In 2000, the median income for a household in the city was $34,125, and for a family was $37,405. Males had a median income of $35,081 versus $26,535 for females. The per capita income for the city was $20,795. About 14.6% of families and 18.3% of the population were below the poverty line, including 31.6% of those under age 18 and 16.0% of those age 65 or over.

As of 2000, English as a first language was spoken by 76.85%, while Spanish accounted for 12.38%, French at 4.88%, French Creole at 1.94%, Italian at 1.36%, and Arabic was spoken by 0.80% of the population.

As of 2000, Dania Beach had the 127th-highest percentage of Cuban residents in the US, at 1.69% of the city's population (tied with Fort Lauderdale and Parkland).

==Economy==
Spirit Airlines was headquartered in Dania Beach at Dania Pointe until the airline ceased operations in 2026. The airline Sun Air International had its headquarters in Dania Beach until it ceased operations in 2016.

American Maritime Officers is headquartered in Dania Beach, as well as Alec Bradley Cigar Co.

Carnival Air Lines, Gulfstream International Airlines, and Chewy.com were formerly headquartered in Dania Beach.

==Education==
Dania Beach's public schools are operated by the Broward County Public Schools. Its public elementary schools include Collins Elementary School and Dania Elementary School. Olsen Middle School is a local public middle school, and South Broward High School serves the area from neighboring Hollywood, Florida.

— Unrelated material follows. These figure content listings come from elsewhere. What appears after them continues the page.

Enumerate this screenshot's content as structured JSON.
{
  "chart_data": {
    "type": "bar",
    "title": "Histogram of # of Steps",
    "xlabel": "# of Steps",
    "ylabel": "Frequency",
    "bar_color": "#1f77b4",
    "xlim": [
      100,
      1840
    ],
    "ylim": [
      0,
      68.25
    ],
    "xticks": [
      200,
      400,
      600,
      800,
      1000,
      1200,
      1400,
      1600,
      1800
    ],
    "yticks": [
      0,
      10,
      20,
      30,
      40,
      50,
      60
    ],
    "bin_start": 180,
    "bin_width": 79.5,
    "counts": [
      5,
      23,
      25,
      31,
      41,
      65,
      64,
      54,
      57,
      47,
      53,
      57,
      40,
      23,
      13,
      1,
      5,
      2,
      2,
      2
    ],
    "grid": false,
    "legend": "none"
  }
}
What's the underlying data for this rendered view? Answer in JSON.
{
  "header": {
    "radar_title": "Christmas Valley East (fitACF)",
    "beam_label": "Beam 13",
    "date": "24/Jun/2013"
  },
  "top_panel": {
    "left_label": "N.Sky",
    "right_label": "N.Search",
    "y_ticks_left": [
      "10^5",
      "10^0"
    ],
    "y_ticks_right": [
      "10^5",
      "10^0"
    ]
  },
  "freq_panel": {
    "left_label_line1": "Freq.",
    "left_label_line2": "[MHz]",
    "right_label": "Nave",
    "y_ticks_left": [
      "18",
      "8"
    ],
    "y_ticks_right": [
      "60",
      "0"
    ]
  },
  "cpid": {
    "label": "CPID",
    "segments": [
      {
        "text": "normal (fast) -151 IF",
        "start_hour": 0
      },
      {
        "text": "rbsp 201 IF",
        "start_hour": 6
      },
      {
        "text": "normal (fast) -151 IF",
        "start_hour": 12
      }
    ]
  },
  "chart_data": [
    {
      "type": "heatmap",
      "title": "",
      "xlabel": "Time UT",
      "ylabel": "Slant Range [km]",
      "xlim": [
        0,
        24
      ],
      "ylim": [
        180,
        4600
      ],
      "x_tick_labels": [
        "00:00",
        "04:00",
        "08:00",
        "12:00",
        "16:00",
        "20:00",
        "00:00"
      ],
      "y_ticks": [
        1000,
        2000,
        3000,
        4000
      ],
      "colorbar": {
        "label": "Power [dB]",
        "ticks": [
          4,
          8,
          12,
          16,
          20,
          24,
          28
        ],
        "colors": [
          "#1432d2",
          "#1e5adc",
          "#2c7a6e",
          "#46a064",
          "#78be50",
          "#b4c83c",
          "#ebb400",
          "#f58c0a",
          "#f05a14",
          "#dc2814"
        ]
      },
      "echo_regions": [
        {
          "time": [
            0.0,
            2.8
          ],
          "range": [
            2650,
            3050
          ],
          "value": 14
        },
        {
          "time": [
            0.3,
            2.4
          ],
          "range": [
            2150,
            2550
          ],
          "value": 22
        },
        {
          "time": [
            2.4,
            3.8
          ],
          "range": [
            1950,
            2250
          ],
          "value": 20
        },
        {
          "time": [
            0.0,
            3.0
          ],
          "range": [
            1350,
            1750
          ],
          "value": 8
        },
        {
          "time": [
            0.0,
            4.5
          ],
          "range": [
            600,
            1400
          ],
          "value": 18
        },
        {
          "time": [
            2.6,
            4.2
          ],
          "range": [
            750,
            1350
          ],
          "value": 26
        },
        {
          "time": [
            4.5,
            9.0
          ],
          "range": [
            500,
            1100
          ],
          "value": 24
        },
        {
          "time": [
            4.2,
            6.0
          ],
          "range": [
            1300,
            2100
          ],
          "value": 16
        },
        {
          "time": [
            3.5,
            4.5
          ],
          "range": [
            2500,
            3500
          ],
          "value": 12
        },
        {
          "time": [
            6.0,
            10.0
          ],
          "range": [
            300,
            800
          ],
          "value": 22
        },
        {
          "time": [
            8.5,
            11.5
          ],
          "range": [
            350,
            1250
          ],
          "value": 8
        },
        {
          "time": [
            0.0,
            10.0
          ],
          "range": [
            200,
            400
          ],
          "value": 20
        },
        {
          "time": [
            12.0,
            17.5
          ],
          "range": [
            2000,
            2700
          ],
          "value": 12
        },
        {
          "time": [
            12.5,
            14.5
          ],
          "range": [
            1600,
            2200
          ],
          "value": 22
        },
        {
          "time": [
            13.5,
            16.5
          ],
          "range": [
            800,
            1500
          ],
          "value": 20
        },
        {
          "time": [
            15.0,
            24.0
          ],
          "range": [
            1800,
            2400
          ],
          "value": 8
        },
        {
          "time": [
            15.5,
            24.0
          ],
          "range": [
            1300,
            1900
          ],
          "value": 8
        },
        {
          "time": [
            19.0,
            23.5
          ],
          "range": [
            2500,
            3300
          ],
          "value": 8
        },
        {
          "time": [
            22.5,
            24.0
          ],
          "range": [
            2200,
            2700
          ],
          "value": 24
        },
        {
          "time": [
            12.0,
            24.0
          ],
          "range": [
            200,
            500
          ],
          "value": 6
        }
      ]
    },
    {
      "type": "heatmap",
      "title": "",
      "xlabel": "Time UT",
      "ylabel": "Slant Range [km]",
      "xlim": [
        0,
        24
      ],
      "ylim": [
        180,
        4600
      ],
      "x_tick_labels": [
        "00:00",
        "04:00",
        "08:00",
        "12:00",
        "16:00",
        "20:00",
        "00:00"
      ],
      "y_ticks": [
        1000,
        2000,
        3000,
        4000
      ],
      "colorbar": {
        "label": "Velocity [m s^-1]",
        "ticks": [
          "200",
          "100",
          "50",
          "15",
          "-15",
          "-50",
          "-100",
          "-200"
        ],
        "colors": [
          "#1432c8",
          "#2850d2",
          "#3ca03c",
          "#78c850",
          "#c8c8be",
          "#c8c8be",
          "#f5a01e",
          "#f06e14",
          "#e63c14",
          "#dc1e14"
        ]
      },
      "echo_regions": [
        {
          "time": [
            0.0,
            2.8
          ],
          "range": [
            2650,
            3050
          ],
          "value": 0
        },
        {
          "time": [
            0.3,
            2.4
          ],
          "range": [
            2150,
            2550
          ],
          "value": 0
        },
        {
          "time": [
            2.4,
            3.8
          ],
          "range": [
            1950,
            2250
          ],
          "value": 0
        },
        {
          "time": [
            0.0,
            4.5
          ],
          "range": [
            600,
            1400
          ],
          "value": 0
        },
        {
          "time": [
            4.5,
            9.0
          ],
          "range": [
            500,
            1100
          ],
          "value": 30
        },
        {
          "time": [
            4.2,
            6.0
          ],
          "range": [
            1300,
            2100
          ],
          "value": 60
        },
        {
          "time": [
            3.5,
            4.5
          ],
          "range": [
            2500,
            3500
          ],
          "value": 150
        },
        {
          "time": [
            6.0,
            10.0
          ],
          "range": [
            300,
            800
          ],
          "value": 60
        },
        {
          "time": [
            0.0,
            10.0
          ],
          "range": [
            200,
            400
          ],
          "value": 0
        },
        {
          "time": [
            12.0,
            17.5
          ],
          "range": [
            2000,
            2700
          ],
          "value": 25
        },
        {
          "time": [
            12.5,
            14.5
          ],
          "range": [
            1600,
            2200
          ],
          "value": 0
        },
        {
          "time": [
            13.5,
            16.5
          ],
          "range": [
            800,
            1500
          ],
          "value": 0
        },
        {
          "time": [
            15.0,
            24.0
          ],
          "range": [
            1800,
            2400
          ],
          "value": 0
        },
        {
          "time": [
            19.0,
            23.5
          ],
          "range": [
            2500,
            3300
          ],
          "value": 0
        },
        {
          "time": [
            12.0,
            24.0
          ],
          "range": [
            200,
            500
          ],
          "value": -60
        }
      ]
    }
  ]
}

During the segregation period, the first school for Black students met in the St. Ruth Missionary Baptist Church.

==Media==
Dania Beach is a part of the Miami-Fort Lauderdale-Hollywood media market, which is the 12th-largest radio market and the 17th largest television market in the United States. Its primary daily newspapers are the South Florida-Sun Sentinel and The Miami Herald, and their Spanish-language counterparts El Sentinel and El Nuevo Herald.

==Transportation==
Dania Beach is served by the Fort Lauderdale Airport station on the Tri-Rail. It is also served by several Broward County Transit buses. The Fort Lauderdale-Hollywood International Airport is located in the city of Dania Beach.

==Vervet Monkeys==
A colony of vervet monkeys has lived around Dania Beach and its mangrove forest since the mid 20th century.